After the big reveal midway through the film, it finally becomes a little more bearable as there’s less deliberation and Shut In finally goes straight for a traditional victim-escaping-from-slasher formula. The pacing picks up and though many of her decisions were highly questionable, it at least allowed for some tense moments.

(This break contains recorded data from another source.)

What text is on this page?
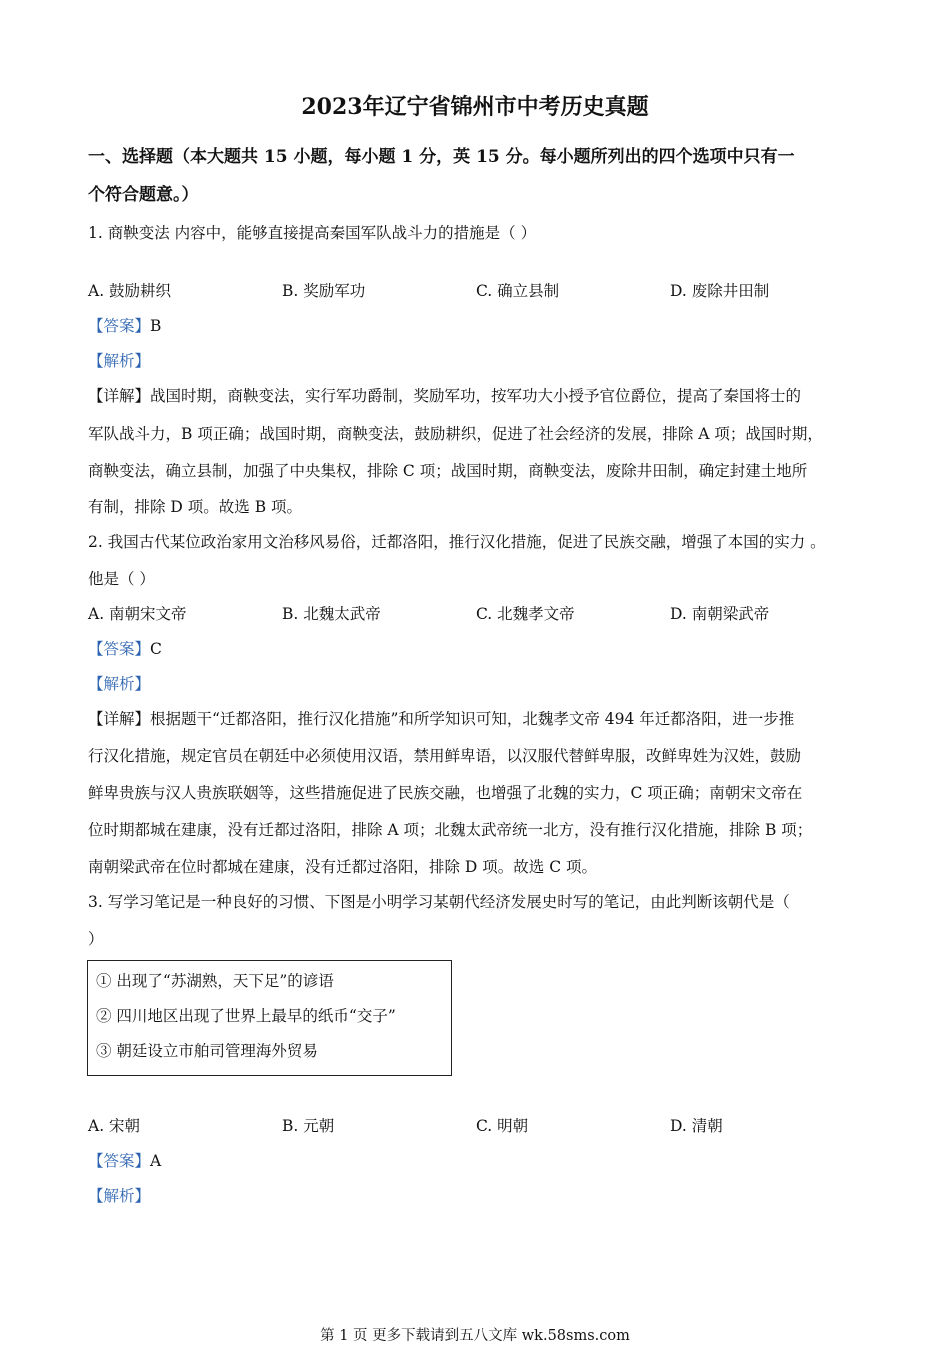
2023年辽宁省锦州市中考历史真题
一、选择题（本大题共 15 小题，每小题 1 分，英 15 分。每小题所列出的四个选项中只有一
个符合题意。）
1. 商鞅变法 内容中，能够直接提高秦国军队战斗力的措施是（ ）
A. 鼓励耕织	B. 奖励军功	C. 确立县制	D. 废除井田制
【答案】B
【解析】
【详解】战国时期，商鞅变法，实行军功爵制，奖励军功，按军功大小授予官位爵位，提高了秦国将士的
军队战斗力，B 项正确；战国时期，商鞅变法，鼓励耕织，促进了社会经济的发展，排除 A 项；战国时期，
商鞅变法，确立县制，加强了中央集权，排除 C 项；战国时期，商鞅变法，废除井田制，确定封建土地所
有制，排除 D 项。故选 B 项。
2. 我国古代某位政治家用文治移风易俗，迁都洛阳，推行汉化措施，促进了民族交融，增强了本国的实力 。
他是（ ）
A. 南朝宋文帝	B. 北魏太武帝	C. 北魏孝文帝	D. 南朝梁武帝
【答案】C
【解析】
【详解】根据题干“迁都洛阳，推行汉化措施”和所学知识可知，北魏孝文帝 494 年迁都洛阳，进一步推
行汉化措施，规定官员在朝廷中必须使用汉语，禁用鲜卑语，以汉服代替鲜卑服，改鲜卑姓为汉姓，鼓励
鲜卑贵族与汉人贵族联姻等，这些措施促进了民族交融，也增强了北魏的实力，C 项正确；南朝宋文帝在
位时期都城在建康，没有迁都过洛阳，排除 A 项；北魏太武帝统一北方，没有推行汉化措施，排除 B 项；
南朝梁武帝在位时都城在建康，没有迁都过洛阳，排除 D 项。故选 C 项。
3. 写学习笔记是一种良好的习惯、下图是小明学习某朝代经济发展史时写的笔记，由此判断该朝代是（
）
① 出现了“苏湖熟，天下足”的谚语
② 四川地区出现了世界上最早的纸币“交子”
③ 朝廷设立市舶司管理海外贸易
A. 宋朝	B. 元朝	C. 明朝	D. 清朝
【答案】A
【解析】
第 1 页 更多下载请到五八文库 wk.58sms.com
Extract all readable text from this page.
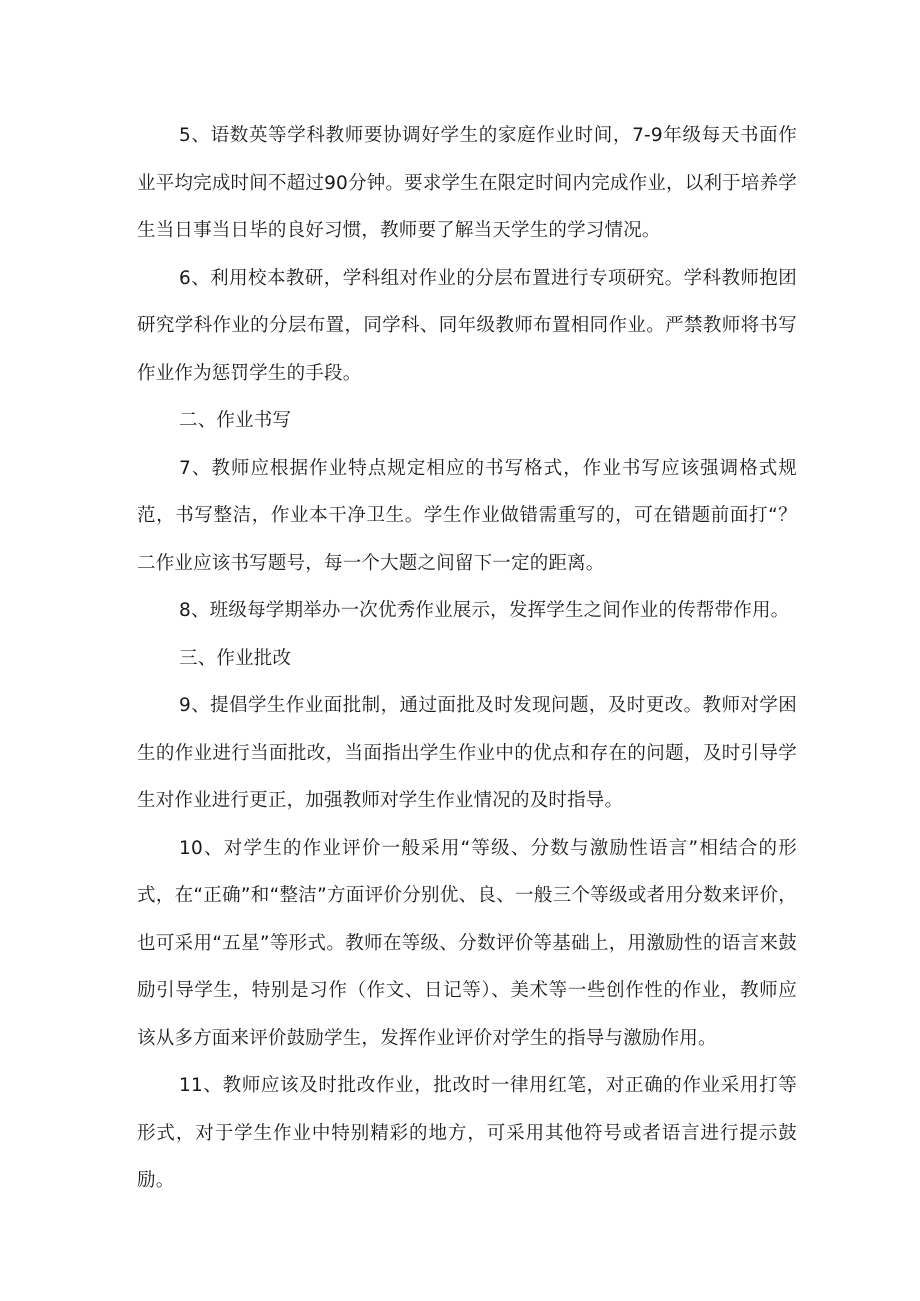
5、语数英等学科教师要协调好学生的家庭作业时间，7-9年级每天书面作业平均完成时间不超过90分钟。要求学生在限定时间内完成作业，以利于培养学生当日事当日毕的良好习惯，教师要了解当天学生的学习情况。

6、利用校本教研，学科组对作业的分层布置进行专项研究。学科教师抱团研究学科作业的分层布置，同学科、同年级教师布置相同作业。严禁教师将书写作业作为惩罚学生的手段。

二、作业书写

7、教师应根据作业特点规定相应的书写格式，作业书写应该强调格式规范，书写整洁，作业本干净卫生。学生作业做错需重写的，可在错题前面打“？二作业应该书写题号，每一个大题之间留下一定的距离。

8、班级每学期举办一次优秀作业展示，发挥学生之间作业的传帮带作用。

三、作业批改

9、提倡学生作业面批制，通过面批及时发现问题，及时更改。教师对学困生的作业进行当面批改，当面指出学生作业中的优点和存在的问题，及时引导学生对作业进行更正，加强教师对学生作业情况的及时指导。

10、对学生的作业评价一般采用“等级、分数与激励性语言”相结合的形式，在“正确”和“整洁”方面评价分别优、良、一般三个等级或者用分数来评价，也可采用“五星”等形式。教师在等级、分数评价等基础上，用激励性的语言来鼓励引导学生，特别是习作（作文、日记等）、美术等一些创作性的作业，教师应该从多方面来评价鼓励学生，发挥作业评价对学生的指导与激励作用。

11、教师应该及时批改作业，批改时一律用红笔，对正确的作业采用打等形式，对于学生作业中特别精彩的地方，可采用其他符号或者语言进行提示鼓励。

The regular horror viewer must see many parallels to The Shining after the reveal – snow, axe, maniacal killer – but Nicholson’s axe represented horror, while this only gave us lots of bewilderment. Like a scene where Mary, after hearing noises while she was sleeping, saw Tom’s silhouette. She gasps and turns to look again, only to see the figure gone. As she leans back into bed relieved, a small hand appears to cover her mouth and the screen fades to black. I had no idea what that was about.
Shut In could have been a richly psychological piece supported by great production value, but unfortunately left too many doors open. Hodson’s effort is literally too drafty.
The cast, led by a vulnerable and frosty Watts, gives their best but cannot save a script that tries too hard. Please self-medicate with some believability.
The film is currently showing at all major cinemas.